Вернулась я в комору, руки в бока уперла – берегитесь, крысы! У Воронов никто добро без спросу, без ответу не возьмет - ни тать, ни хиновец. И вам, крысы, не спущу. Занят ты, Черномор? Ладно!
***
Взяла я ведро, повертела его так и эдак. Вместо крышки к нему деревянный круглый гнет, которым капусту в бочке прижимают, приспособила. Да хитро так приспособила – два гвоздика по бокам вбила. Гвоздики держат гнет так, что стоит только крысе на краешек ступить, как круг провернется, крыса в ведро свалится, а крышка снова на место встанет. Не вылезти уже. В ведро воды налила. Посреди круга сыра кусочек положила. Доску наклонную поставила, чтоб удобней было к приманке добраться. Осталось только подождать.
Вечером пошла проверять, работает ли уловка моя.
Работает! Подняла я крышку – в воде крысеныш бултыхается. Я вроде и ожидала его там увидеть, да все равно растерялась. Руку в ведро запустила, а крысеныш как зашипит! Я взвизгнула, в сторону шарахнулась, о полку какую-то ударилась. Сверху на меня что-то мягкое упало. С перепугу как подпрыгну - на какой-то ларь высокий вскочила и ору, стены дрожат.
Дверь нараспашку - Черномор влетел. Глаза зеленым светятся, что у твоего кота, в деснице - меч, в шуйце - синий огонь, так и гуляет по пальцам.
- Что? – кричит.
«Ой, дура, дура я! Что ж ему теперь ответить?»
- Крыса.
Стряхнул он огонь колдовской с пальцев. Ткнул мечом в крышку на ловушке, та завертелась.
«Ну, все, - думаю, - сейчас вместе с ларем в пыль развеет!»
- Ну, Любава… - переводя дух, сказал Черномор, - свет Путятишна! Голос у тебя знатный! Но зачем же так кричать?
«Почем я знаю, зачем?!» - думаю, но молчу. Залезла я высоко, как слезть, не знаю. И стоит ли слезать…
Смотрит на меня Черномор снизу вверх, усмехается. Рубаха на нем кое-как накинута: торопился меня спасать. И не худой он – жилистый, весь стальными мышцами перевитый. Волосы черные по плечам рассыпались, в глазах лукавинки прыгают, как беси в омуте.
- Как спускаться собираешься?
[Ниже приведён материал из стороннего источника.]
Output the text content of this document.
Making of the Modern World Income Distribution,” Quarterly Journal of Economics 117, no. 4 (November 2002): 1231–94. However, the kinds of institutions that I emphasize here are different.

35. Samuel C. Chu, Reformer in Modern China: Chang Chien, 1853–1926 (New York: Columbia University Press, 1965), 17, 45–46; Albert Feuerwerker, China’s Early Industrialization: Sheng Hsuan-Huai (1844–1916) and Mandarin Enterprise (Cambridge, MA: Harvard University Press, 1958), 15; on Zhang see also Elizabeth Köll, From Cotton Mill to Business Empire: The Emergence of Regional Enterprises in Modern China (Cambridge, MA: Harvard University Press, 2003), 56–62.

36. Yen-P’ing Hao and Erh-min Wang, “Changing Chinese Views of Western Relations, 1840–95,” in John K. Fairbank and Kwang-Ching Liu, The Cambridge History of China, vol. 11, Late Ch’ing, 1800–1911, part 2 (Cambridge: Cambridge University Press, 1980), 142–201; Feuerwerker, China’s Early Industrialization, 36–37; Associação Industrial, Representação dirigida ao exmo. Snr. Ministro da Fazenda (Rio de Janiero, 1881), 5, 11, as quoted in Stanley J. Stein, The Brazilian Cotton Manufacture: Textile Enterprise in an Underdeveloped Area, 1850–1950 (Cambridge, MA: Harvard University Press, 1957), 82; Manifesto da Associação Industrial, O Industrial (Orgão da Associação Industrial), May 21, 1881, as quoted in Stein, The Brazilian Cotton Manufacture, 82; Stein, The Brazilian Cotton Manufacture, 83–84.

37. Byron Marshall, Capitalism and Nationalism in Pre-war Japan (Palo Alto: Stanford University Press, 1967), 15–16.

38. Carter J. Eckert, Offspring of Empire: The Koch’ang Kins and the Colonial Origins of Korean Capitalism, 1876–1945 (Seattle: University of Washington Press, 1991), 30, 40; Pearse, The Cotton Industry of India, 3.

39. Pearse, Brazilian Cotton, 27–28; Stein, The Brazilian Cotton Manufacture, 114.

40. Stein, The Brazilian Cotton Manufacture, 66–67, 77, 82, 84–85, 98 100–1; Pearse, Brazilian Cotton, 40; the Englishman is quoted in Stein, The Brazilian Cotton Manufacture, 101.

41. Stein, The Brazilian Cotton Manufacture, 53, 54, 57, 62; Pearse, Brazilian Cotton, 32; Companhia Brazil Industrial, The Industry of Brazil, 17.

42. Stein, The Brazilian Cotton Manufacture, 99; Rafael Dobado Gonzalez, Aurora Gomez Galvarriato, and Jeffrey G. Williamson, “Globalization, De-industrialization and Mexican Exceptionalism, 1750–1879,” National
Али вечно под потолком жить будешь?
- Я б ее там так и оставила, - фыркнула Яга, выглядывая из-за его плеча.
«Явилась, не запылилась, ведьма!»
- С голоду без меня помрете, - говорю.
- И то верно, - кивает Черномор. - Идите спать спокойно, матушка. Это не штурмом нас брать пришли. Всего лишь Любава развлекается, крыс ловит.
Ушла карга, под нос проклятья бормоча.
- Так что - помочь? Или еще посидишь? - руки протянул, как пушинку, снял.
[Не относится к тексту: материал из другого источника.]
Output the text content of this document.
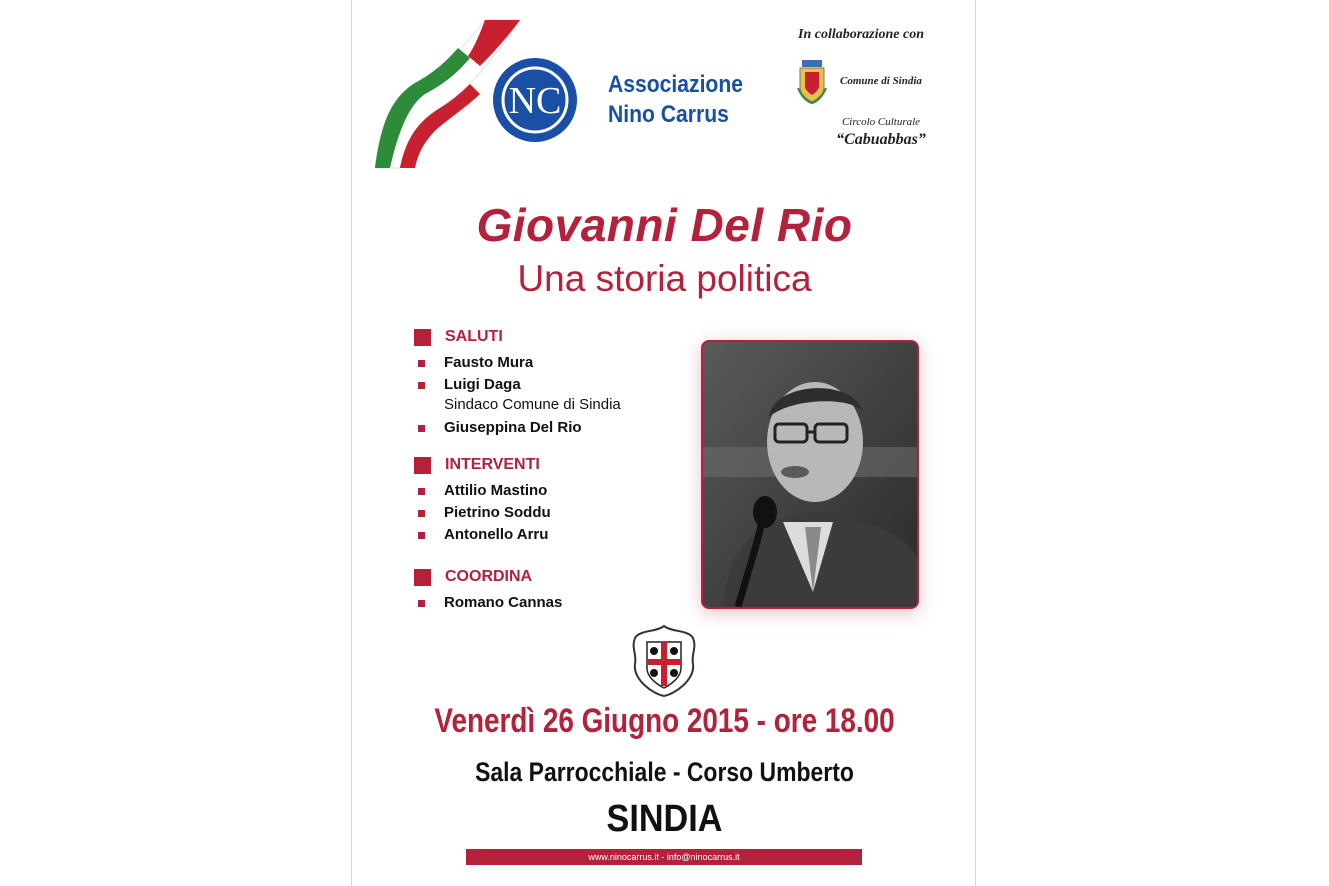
NC Associazione
Nino Carrus
In collaborazione con
Comune di Sindia
Circolo Culturale
“Cabuabbas”
Giovanni Del Rio
Una storia politica
SALUTI
Fausto Mura
Luigi Daga
Sindaco Comune di Sindia
Giuseppina Del Rio
INTERVENTI
Attilio Mastino
Pietrino Soddu
Antonello Arru
COORDINA
Romano Cannas
Venerdì 26 Giugno 2015 - ore 18.00
Sala Parrocchiale - Corso Umberto
SINDIA
www.ninocarrus.it - info@ninocarrus.it
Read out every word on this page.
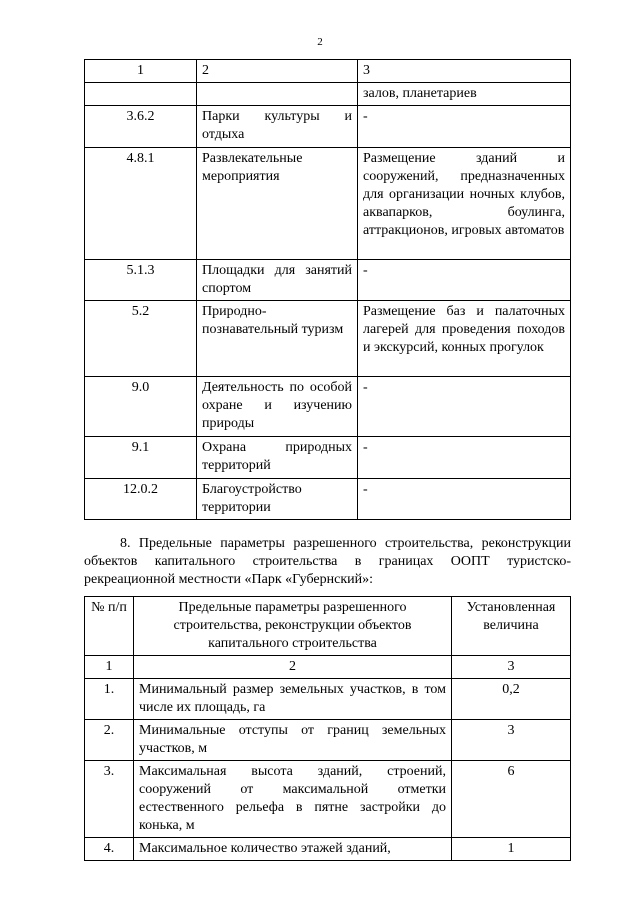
2
1	2	3
		залов, планетариев
3.6.2	Парки культуры и отдыха	-
4.8.1	Развлекательные мероприятия	Размещение зданий и сооружений, предназначенных для организации ночных клубов, аквапарков, боулинга, аттракционов, игровых автоматов
5.1.3	Площадки для занятий спортом	-
5.2	Природно-познавательный туризм	Размещение баз и палаточных лагерей для проведения походов и экскурсий, конных прогулок
9.0	Деятельность по особой охране и изучению природы	-
9.1	Охрана природных территорий	-
12.0.2	Благоустройство территории	-
8. Предельные параметры разрешенного строительства, реконструкции объектов капитального строительства в границах ООПТ туристско-рекреационной местности «Парк «Губернский»:
№ п/п	Предельные параметры разрешенного строительства, реконструкции объектов капитального строительства	Установленная величина
1	2	3
1.	Минимальный размер земельных участков, в том числе их площадь, га	0,2
2.	Минимальные отступы от границ земельных участков, м	3
3.	Максимальная высота зданий, строений, сооружений от максимальной отметки естественного рельефа в пятне застройки до конька, м	6
4.	Максимальное количество этажей зданий,	1
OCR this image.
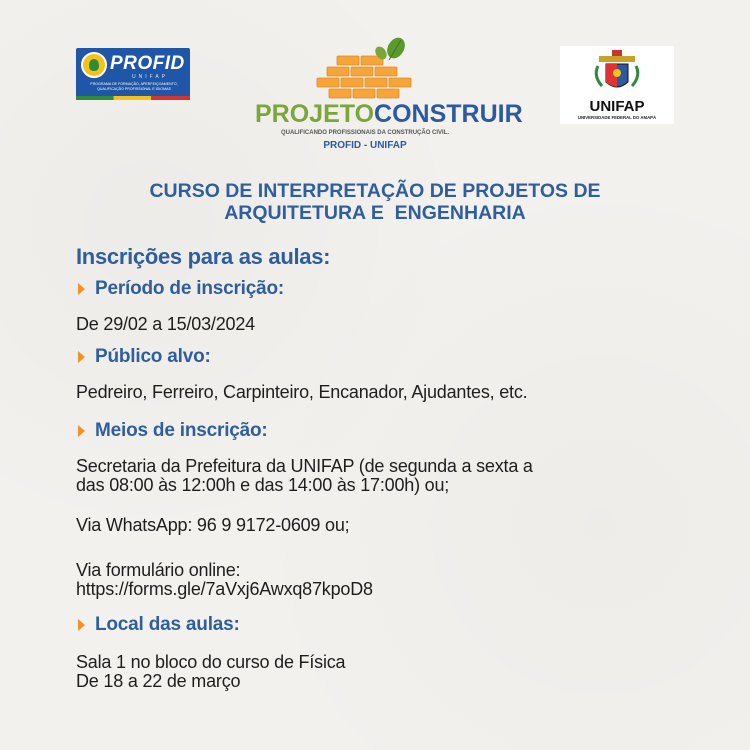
PROFID
UNIFAP
PROGRAMA DE FORMAÇÃO, APERFEIÇOAMENTO, QUALIFICAÇÃO PROFISSIONAL E IDIOMAS
PROJETOCONSTRUIR
QUALIFICANDO PROFISSIONAIS DA CONSTRUÇÃO CIVIL.
PROFID - UNIFAP
UNIFAP
UNIVERSIDADE FEDERAL DO AMAPÁ
CURSO DE INTERPRETAÇÃO DE PROJETOS DE
ARQUITETURA E  ENGENHARIA
Inscrições para as aulas:
Período de inscrição:

De 29/02 a 15/03/2024

Público alvo:

Pedreiro, Ferreiro, Carpinteiro, Encanador, Ajudantes, etc.

Meios de inscrição:

Secretaria da Prefeitura da UNIFAP (de segunda a sexta a
das 08:00 às 12:00h e das 14:00 às 17:00h) ou;

Via WhatsApp: 96 9 9172-0609 ou;

Via formulário online:
https://forms.gle/7aVxj6Awxq87kpoD8

Local das aulas:

Sala 1 no bloco do curso de Física
De 18 a 22 de março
Повертел ловушку мою, похмыкал; спросил:
- Сама придумала?
И смотрит странно как-то. С интересом, что ли.
- А то кто же? Тебе ж думать над такой малостью некогда, а у меня голова пустая - вот и придумала.
- Так его отпускать нельзя, раз уж поймала, - задумчиво сказал Черномор, вытаскивая крысеныша за хвост. – Что с ним делать? Могу испепелить.
- Не надо. Он махонький такой, живой, - испугалась я. Ладошку протянула, он туда крыса и посадил.
- А чего ж тогда кричала?
Что ему ответить... только плечами пожала.
- Забавная ты, Воронова дочка! Хочешь – в подвале клетка есть: сова жила да померла. Посади туда своего зверя. Пусть развлекает тебя.
- Он меня пусть развлекает - а ты меня в клетку посадил и смотришь, развлекаешься?! Так?
- Кто тут крыса в ведре - это еще большой вопрос, - хмуро произнес он. – А ты, Любава, гостья моя. Не ты меня развлекать должна, а я тебя.
- Не надобно мне твоих развлечений. Что я тебе плохого сделала, что ты меня украл?
- Да не желал я тебе зла! Не об том думал. Случайно вышло.
«Да уж понятно, что не думал. Что я - травинка под сапогами, кто ж о таком думает?»
- Так отпусти.
- Теперь уж не могу. Но скоро тебя богатырь твой спасет, и ты забудешь всё, как страшный сон.
«Не забуду я! Ой, не забуду! Страшный сон – это свадьба моя. Век бы тут сидела. Только батюшку жалко», - думаю.
- Батюшка мой совсем плох. Я даже не знаю, жив ли. Хоть одним глазком бы глянуть, - говорю чуть слышно.
- Ну, то не сложно, - обрадовался Черномор, - пойдем со мной. Покажу все, что желаешь.